Diese Entwicklungen führten dazu, dass sich im 19. Jahrhundert zwei wichtige Richtungen im Bereich der Religionsphilosophie artikulieren konnten: Einerseits gab es eine Bewegung, die in der Orientierung am Westen den Grund für den Niedergang Russlands sah. Russland müsse sich auf seine eigenen Werte und Traditionen besinnen, die durch die Hinwendung zum Westen verloren gegangen seien. Die Entwicklung Westeuropas zeige, dass es falsch sei, sich auf die Werte zu verlassen, die durch Humanismus und Aufklärung gekennzeichnet seien. Die Slawen hätten ein eigenes System von Werten, das die Grundlage für die Gesellschaft bilden solle und das sogar für den Westen ein Vorbild werden könne. Für solche Überlegungen diente vor allem die zum Ideal stilisierte russische Bauerngemeinde (mir) als Folie. Diese Gruppe von Denkern wurde als "Slawophile" (russ.: slavjanofily) bezeichnet.
Ihnen gegenüber standen die "Westler" (russ.: zapadniki), die im Gegenteil der Auffassung waren, dass sich Russland viel mehr am Westen orientieren müsse. Der Westen stehe für Fortschritt, und Russland könne seine Stagnation nur überwinden, wenn es die Werte und Grundsätze, aber auch das politische Modell des Westens übernehme. Hier wird also der Westen nicht als Gegenstück zum Zweck der Abgrenzung verwendet, sondern als Vorbild, dem nachzueifern sei.
In beiden Ausrichtungen gibt es eine bedeutende kirchliche und theologische Komponente. Die Slawophilen waren der Überzeugung, dass die Slawen mit der Orthodoxie die wahre Form des Christentums besäßen und dass für die westlichen Kirchen die Rückkehr zur Tradition der ungeteilten Kirche der einzige Weg sei. Für sie spielte (in Aufnahme von Ideen aus der Romantik) das einfache Volk eine wichtige Rolle, bei dem der Glaube und die Tradition unverfälscht erhalten seien.7 Aleksej Chomjakov (1804–1860), einer der wichtigsten religiösen Denker dieser Richtung, vertrat die Auffassung, dass kirchliche Festlegungen erst dann ihre Gültigkeit und Wahrheit bewiesen hätten, wenn sie in einem nicht formalisierten Prozess von der gesamten Kirche rezipiert seien, wenn also Entscheidungen von Konzilien oder Bischofssynoden "von dem gesamten kirchlichen Volke als die Stimme der Kirche anerkannt" seien.8 Hinter dieser Auffassung steht, auch genährt von der konkreten Erscheinungsform der katholischen Kirche im 18. und 19. Jahrhundert, die Vorstellung, die westliche (faktisch die katholische) Kirche sei in Formalismus und Juridismus erstarrt, was sich in ihrer Konzentration auf den Papst zeige. Die Gläubigen seien willenlose Objekte, die nur auszuführen hätten, was der Papst dekretiere. Die Orthodoxie versteht sich dem gegenüber als ganzheitlich; Hirten und Herde hätten als mystischer Leib Christi in Eintracht und konziliarer Gemeinschaft zusammen die Aufgabe, die Reinheit der Lehre zu bewahren.

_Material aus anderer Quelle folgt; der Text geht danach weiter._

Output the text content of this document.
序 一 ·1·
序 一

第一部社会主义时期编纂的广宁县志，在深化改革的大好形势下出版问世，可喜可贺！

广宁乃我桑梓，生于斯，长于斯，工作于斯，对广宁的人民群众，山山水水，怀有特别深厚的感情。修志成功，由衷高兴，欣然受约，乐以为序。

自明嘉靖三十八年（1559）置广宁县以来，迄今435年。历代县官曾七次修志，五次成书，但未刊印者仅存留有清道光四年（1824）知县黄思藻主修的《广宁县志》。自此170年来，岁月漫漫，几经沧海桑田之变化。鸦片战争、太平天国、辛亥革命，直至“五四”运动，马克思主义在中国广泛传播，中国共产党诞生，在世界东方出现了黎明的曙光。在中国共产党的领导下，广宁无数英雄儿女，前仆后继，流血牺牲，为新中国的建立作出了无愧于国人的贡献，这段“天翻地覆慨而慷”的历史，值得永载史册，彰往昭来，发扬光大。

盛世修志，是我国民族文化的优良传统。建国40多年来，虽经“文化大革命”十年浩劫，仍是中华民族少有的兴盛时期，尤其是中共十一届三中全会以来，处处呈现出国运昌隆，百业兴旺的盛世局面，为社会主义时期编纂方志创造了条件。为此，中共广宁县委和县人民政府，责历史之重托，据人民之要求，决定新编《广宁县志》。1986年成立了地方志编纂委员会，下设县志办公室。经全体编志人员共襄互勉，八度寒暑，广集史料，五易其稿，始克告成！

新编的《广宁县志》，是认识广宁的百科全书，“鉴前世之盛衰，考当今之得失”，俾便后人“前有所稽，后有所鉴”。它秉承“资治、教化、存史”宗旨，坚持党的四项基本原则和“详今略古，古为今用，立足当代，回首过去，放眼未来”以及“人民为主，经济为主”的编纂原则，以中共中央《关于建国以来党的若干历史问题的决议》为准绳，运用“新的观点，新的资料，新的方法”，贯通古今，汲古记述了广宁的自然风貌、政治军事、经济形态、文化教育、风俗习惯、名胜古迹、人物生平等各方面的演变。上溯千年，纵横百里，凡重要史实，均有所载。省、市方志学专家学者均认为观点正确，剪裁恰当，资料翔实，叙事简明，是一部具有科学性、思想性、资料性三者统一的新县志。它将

Die Westler hingegen sahen in der Orthodoxie eher einen Hinderungsgrund für eine angemessene Entwicklung Russlands. Einige von ihnen zogen die Konsequenz und konvertierten (meistens zur katholischen Kirche), andere hingegen sagten sich ganz von der Religion los. Diese Position sollte große Bedeutung für die russische Intelligenz bis zur Revolution von 1917 bekommen. Viele ihrer wichtigsten Vertreter hatten keinen Kontakt zur Kirche, von der sie keine Impulse für die Überwindung der Stagnation erwarteten, in der sich Staat und Gesellschaft befanden.

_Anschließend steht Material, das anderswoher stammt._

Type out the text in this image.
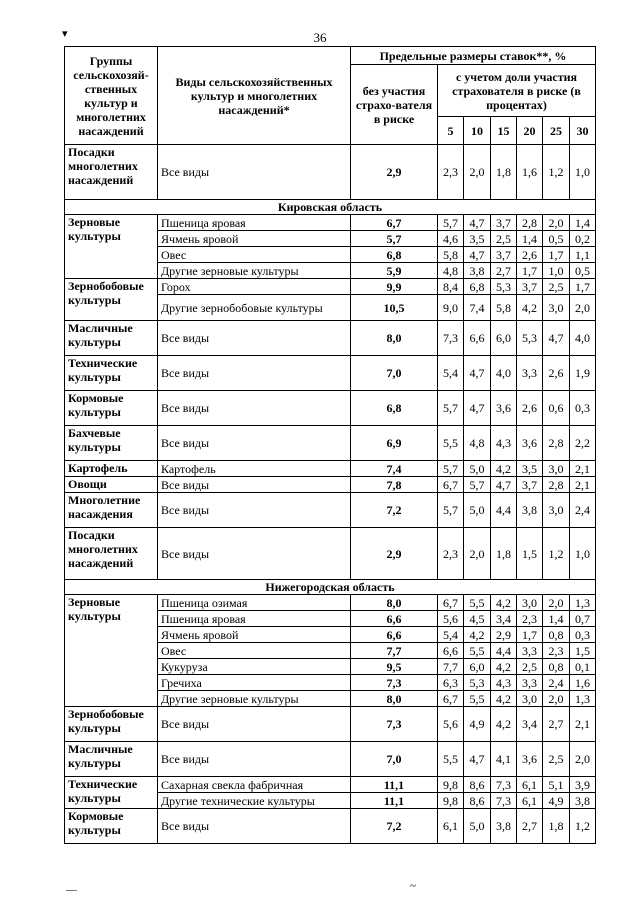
▾	36
Группы сельскохозяй-ственных культур и многолетних насаждений	Виды сельскохозяйственных культур и многолетних насаждений*	Предельные размеры ставок**, %						
		без участия страхо-вателя в риске	с учетом доли участия страхователя в риске (в процентах)					
			5	10	15	20	25	30
Посадки многолетних насаждений	Все виды	2,9	2,3	2,0	1,8	1,6	1,2	1,0
Кировская область								
Зерновые культуры	Пшеница яровая	6,7	5,7	4,7	3,7	2,8	2,0	1,4
	Ячмень яровой	5,7	4,6	3,5	2,5	1,4	0,5	0,2
	Овес	6,8	5,8	4,7	3,7	2,6	1,7	1,1
	Другие зерновые культуры	5,9	4,8	3,8	2,7	1,7	1,0	0,5
Зернобобовые культуры	Горох	9,9	8,4	6,8	5,3	3,7	2,5	1,7
	Другие зернобобовые культуры	10,5	9,0	7,4	5,8	4,2	3,0	2,0
Масличные культуры	Все виды	8,0	7,3	6,6	6,0	5,3	4,7	4,0
Технические культуры	Все виды	7,0	5,4	4,7	4,0	3,3	2,6	1,9
Кормовые культуры	Все виды	6,8	5,7	4,7	3,6	2,6	0,6	0,3
Бахчевые культуры	Все виды	6,9	5,5	4,8	4,3	3,6	2,8	2,2
Картофель	Картофель	7,4	5,7	5,0	4,2	3,5	3,0	2,1
Овощи	Все виды	7,8	6,7	5,7	4,7	3,7	2,8	2,1
Многолетние насаждения	Все виды	7,2	5,7	5,0	4,4	3,8	3,0	2,4
Посадки многолетних насаждений	Все виды	2,9	2,3	2,0	1,8	1,5	1,2	1,0
Нижегородская область								
Зерновые культуры	Пшеница озимая	8,0	6,7	5,5	4,2	3,0	2,0	1,3
	Пшеница яровая	6,6	5,6	4,5	3,4	2,3	1,4	0,7
	Ячмень яровой	6,6	5,4	4,2	2,9	1,7	0,8	0,3
	Овес	7,7	6,6	5,5	4,4	3,3	2,3	1,5
	Кукуруза	9,5	7,7	6,0	4,2	2,5	0,8	0,1
	Гречиха	7,3	6,3	5,3	4,3	3,3	2,4	1,6
	Другие зерновые культуры	8,0	6,7	5,5	4,2	3,0	2,0	1,3
Зернобобовые культуры	Все виды	7,3	5,6	4,9	4,2	3,4	2,7	2,1
Масличные культуры	Все виды	7,0	5,5	4,7	4,1	3,6	2,5	2,0
Технические культуры	Сахарная свекла фабричная	11,1	9,8	8,6	7,3	6,1	5,1	3,9
	Другие технические культуры	11,1	9,8	8,6	7,3	6,1	4,9	3,8
Кормовые культуры	Все виды	7,2	6,1	5,0	3,8	2,7	1,8	1,2
—	~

Diese zweifache Ausrichtung des russischen Denkens, die jeweils durch die Haltung zum Westen bestimmt ist, prägte die intellektuellen Auseinandersetzungen im Russland des 19. Jahrhunderts nachhaltig. Beide Gruppen entwickelten sich sehr stark auseinander. Die Slawophilen verfielen in einen starken Konservativismus mit streng nationaler Färbung, der politisch die Monarchie unterstützte; von den Westlern hingegen wandten sich viele extremen politischen Anschauungen bis hin zum Anarchismus zu; auch die sozialistischen Strömungen Russlands sind auf diesem Hintergrund entstanden. Für sie war Religion kein wichtiges Thema mehr. Während die missglückten Revolutions- und Reformversuche von 1905 mit einem Sieg der konservativen Richtung endeten, setzte sich 1917 dann die stark antikirchliche und antinationale sozialistische Anschauung durch. In den Jahren der Sowjetunion kann man zwar vereinzelt noch Spuren beider Richtungen in politischen Entscheidungen und Handlungen entdecken, doch spielte die Spannung zwischen ihnen keine große Rolle mehr. Mit dem Ende von Regime und Staat 1991 stellte sich jedoch die Frage nach der Ausrichtung Russlands neu. Bis heute lassen sich im politischen und gesellschaftlichen Bereich Russlands beide Positionen deutlich erkennen; die Frage nach der Haltung Russlands zum Westen ist in Russland selber nicht beantwortet, und die verschiedenen Optionen haben immer auch eine religiös-philosophische Komponente.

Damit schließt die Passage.